Use any of the servers that you find via the dig command in the first step and attempt to do an LDAP query against it.

ldapsearch -LLL -Q -H ldap://server.company.com -s base defaultNamingContext

This should return a chunk of text with a defaultNamingContext attribute in it. This lets you know that you can in fact use that username and password to lookup information via LDAP.

If this doesn’t work a) you’re most likely not on the internal network, b) you may have some funky access rights in AD that will cause further issues.

4. Windows CA Troubleshooting
A few top tips for working with Windows Certificate Authorities (CA). Much like the rest of NoMAD there isn’t any real magic to this as well. NoMAD will leverage your AD credentials to request a certificate from the CA’s web portal. In order to regress any issues you can manually attempt this process by just using Safari.

 - Use NoMAD to ensure you are logged in with your AD user and that you have a valid Kerberos TGT
 - Use Safari, as it's Kerberos-aware by default, to connect to the CA web portal. This typically be in the style of ```https://x509.domain.com/certsrv```
 - You should be automatically logged in. If you are presented with a security dialog about trusting the CA's SSL cert, this may be where things are going wrong. Please import that CA's root cert into your local keychain and trust it.

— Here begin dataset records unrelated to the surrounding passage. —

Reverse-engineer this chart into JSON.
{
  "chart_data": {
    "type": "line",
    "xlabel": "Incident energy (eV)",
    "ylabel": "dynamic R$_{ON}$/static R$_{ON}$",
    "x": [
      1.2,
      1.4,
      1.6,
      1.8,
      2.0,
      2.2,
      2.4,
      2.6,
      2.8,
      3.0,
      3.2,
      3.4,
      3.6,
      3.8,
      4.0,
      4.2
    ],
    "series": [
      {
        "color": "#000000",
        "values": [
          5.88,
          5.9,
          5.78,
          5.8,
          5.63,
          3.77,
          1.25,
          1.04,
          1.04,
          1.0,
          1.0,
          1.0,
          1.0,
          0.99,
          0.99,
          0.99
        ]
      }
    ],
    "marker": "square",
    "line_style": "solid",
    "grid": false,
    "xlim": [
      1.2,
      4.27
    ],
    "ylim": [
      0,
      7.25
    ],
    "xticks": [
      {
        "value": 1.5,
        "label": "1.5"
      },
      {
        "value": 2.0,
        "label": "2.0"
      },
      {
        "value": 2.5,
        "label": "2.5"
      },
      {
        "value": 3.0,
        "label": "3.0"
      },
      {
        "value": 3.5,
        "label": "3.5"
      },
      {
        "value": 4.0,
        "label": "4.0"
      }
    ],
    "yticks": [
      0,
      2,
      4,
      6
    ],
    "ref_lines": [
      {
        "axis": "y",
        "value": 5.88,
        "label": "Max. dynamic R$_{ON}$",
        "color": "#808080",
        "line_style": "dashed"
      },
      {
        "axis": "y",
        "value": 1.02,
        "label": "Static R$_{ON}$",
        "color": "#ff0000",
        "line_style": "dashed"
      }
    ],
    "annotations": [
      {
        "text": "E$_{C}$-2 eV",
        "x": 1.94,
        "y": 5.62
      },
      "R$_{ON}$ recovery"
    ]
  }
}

NoMAD won't connect if the web server is untrusted. If you're not automatically logged in, the web portal is most likely not set to use "Windows Authentication" which is just a checkbox in the Microsoft IIS settings. Without this set, the web portal will be asking for a password and not a Kerberos ticket.
 - If all of that works, you should be able to request a certificate through the web portal. Note that some earlier versions, i.e. pre-Windows 2008, of the portal leveraged ActiveX in the web page and may not work on a Mac. When you go through this process, you should be able to specify a certificate template to use. You should use that same template name in NoMAD.